The local chapter of the Association for the Physically Disabled and long-time backer SPAR Eastern Cape recognised that the initiative – now in its 14th year – is the perfect vehicle for highlighting the foundation’s work.
At each of the four activations in 2025 corporate participants are tasked to push and assist others strapped into wheelchairs while wearing “doctored” eyewear to simulate impaired vision.
“Unless they see a white cane people often won’t be able to tell someone is blind or partially-sighted,” Terry Hattingh, the non-profit’s senior manager for resources, said.
The Nkosinathi Foundation was established in 1948 to provide rehabilitation and adaptive skills services to the blind and support to those who had recently lost their sight.
The organisation acquired a building at the turn of the century in North End, Gqeberha, as it was deemed an appropriate location for the blind using public transport into the CBD.
Nkosinathi’s programmes cater to all ages and are run from these premises.
“We have an ECD (early childhood development) group for children between the ages of one and eight,” Hattingh explained.

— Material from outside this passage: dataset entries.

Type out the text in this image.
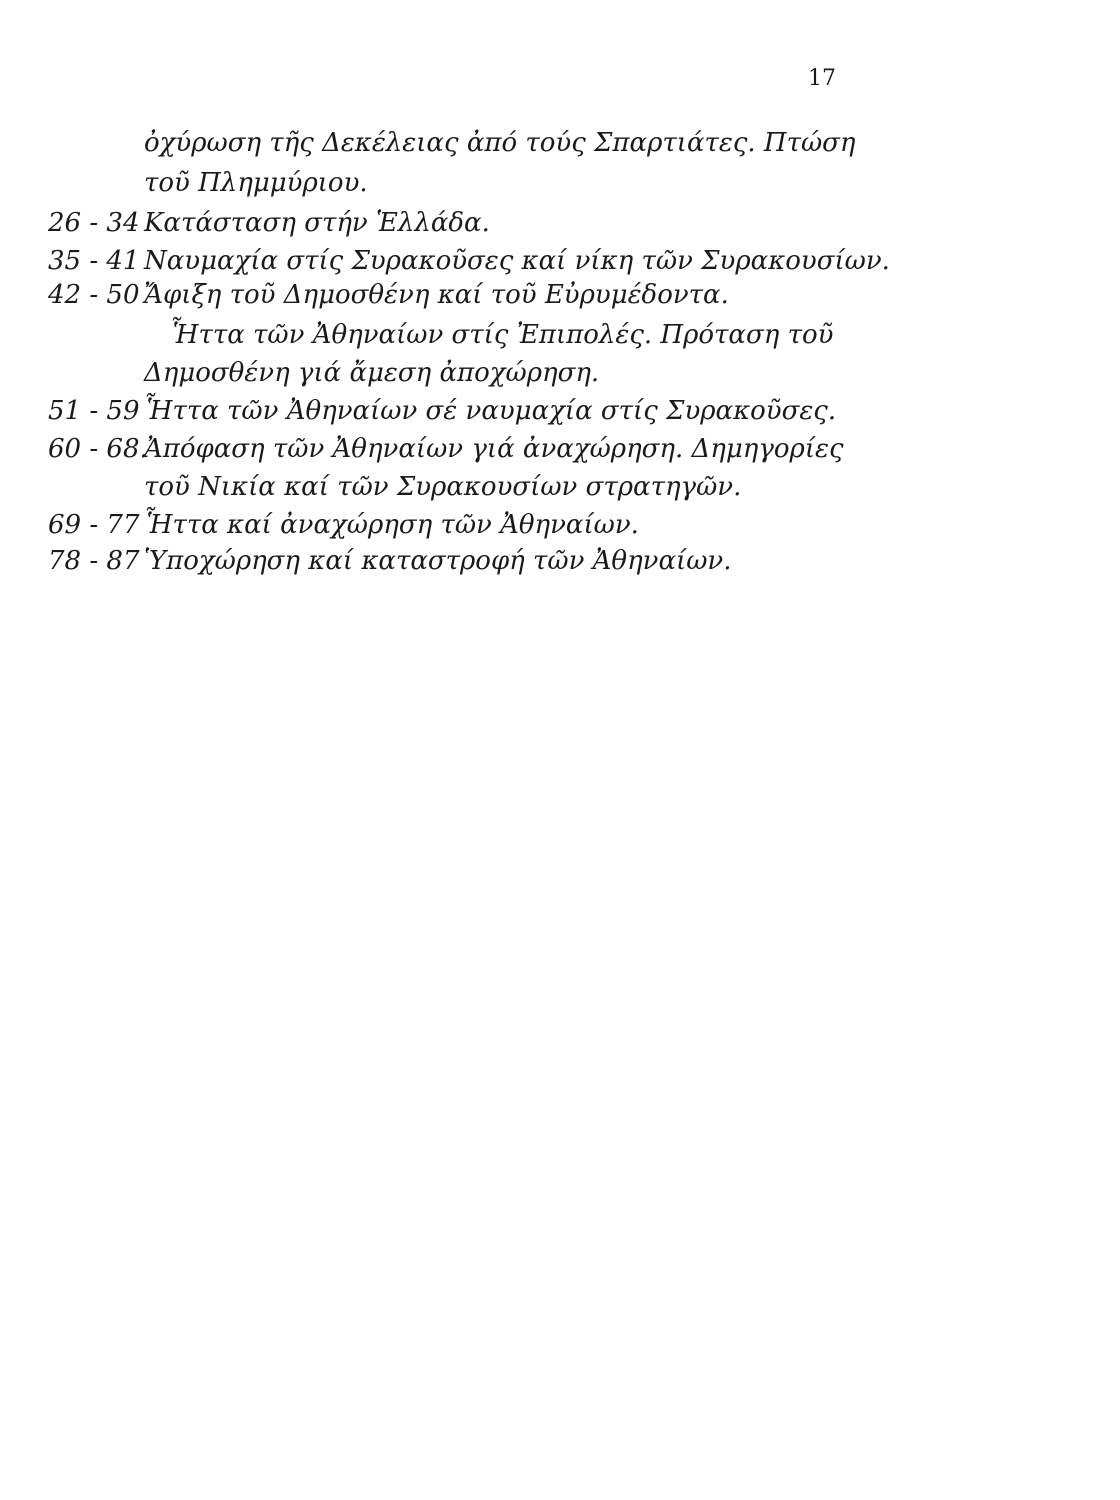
17
ὀχύρωση τῆς Δεκέλειας ἀπό τούς Σπαρτιάτες. Πτώση
τοῦ Πλημμύριου.
26 - 34 Κατάσταση στήν Ἑλλάδα.
35 - 41 Ναυμαχία στίς Συρακοῦσες καί νίκη τῶν Συρακουσίων.
42 - 50 Ἄφιξη τοῦ Δημοσθένη καί τοῦ Εὐρυμέδοντα.
Ἧττα τῶν Ἀθηναίων στίς Ἐπιπολές. Πρόταση τοῦ
Δημοσθένη γιά ἄμεση ἀποχώρηση.
51 - 59 Ἧττα τῶν Ἀθηναίων σέ ναυμαχία στίς Συρακοῦσες.
60 - 68.
Ἀπόφαση τῶν Ἀθηναίων γιά ἀναχώρηση. Δημηγορίες
τοῦ Νικία καί τῶν Συρακουσίων στρατηγῶν.
69 - 77 Ἧττα καί ἀναχώρηση τῶν Ἀθηναίων.
78 - 87 Ὑποχώρηση καί καταστροφή τῶν Ἀθηναίων.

Accompanied by their caregivers, they attend sessions aimed at teaching the adults how to stimulate the child through various exercises when at home.
Two in-house social workers also offer counselling to the organisation’s 1 409 clients, some of whom live in other parts of the province.
For example, Hattingh said, a five-year-old girl travelled with her mother from Port Alfred for weekly stimulation and learning sessions.
Another person, a man who lost his sight in his early-40s, makes the trip from Humansdorp.
“Even if we don’t meet with our clients regularly, we keep in contact. What you need as a blind or partially-sighted person at 30 might be different to what you need at 60,” she explained.
Furthermore, the non-profit’s orientation and mobility practitioners assist those who have recently gone blind. Among other essential tasks, they are shown how to make tea or coffee, find their way around their home and use a white cane.
A more recent addition is computer-training classes for adults to empower them with the skills required in modern work environments.
Hattingh said the Job Access With Speech (Jaws) software is used to read documents and send emails.
“It’s amazing.”
It enables learners to read the screen by way of text-to-speech or refreshable Braille output.
A sewing programme, which includes developing entrepreneurial skills and the writing of business plans, empowers clients and their parents to supplement their government grants.
“We are hoping to make it more marketable so we can sell our products,” Hattingh said.
The foundation works closely with APD on the project and, in some cases, the more skilled tailors are transferred to the latter’s work programme.
“We have a very good relationship with APD,” she said. “We help each other.”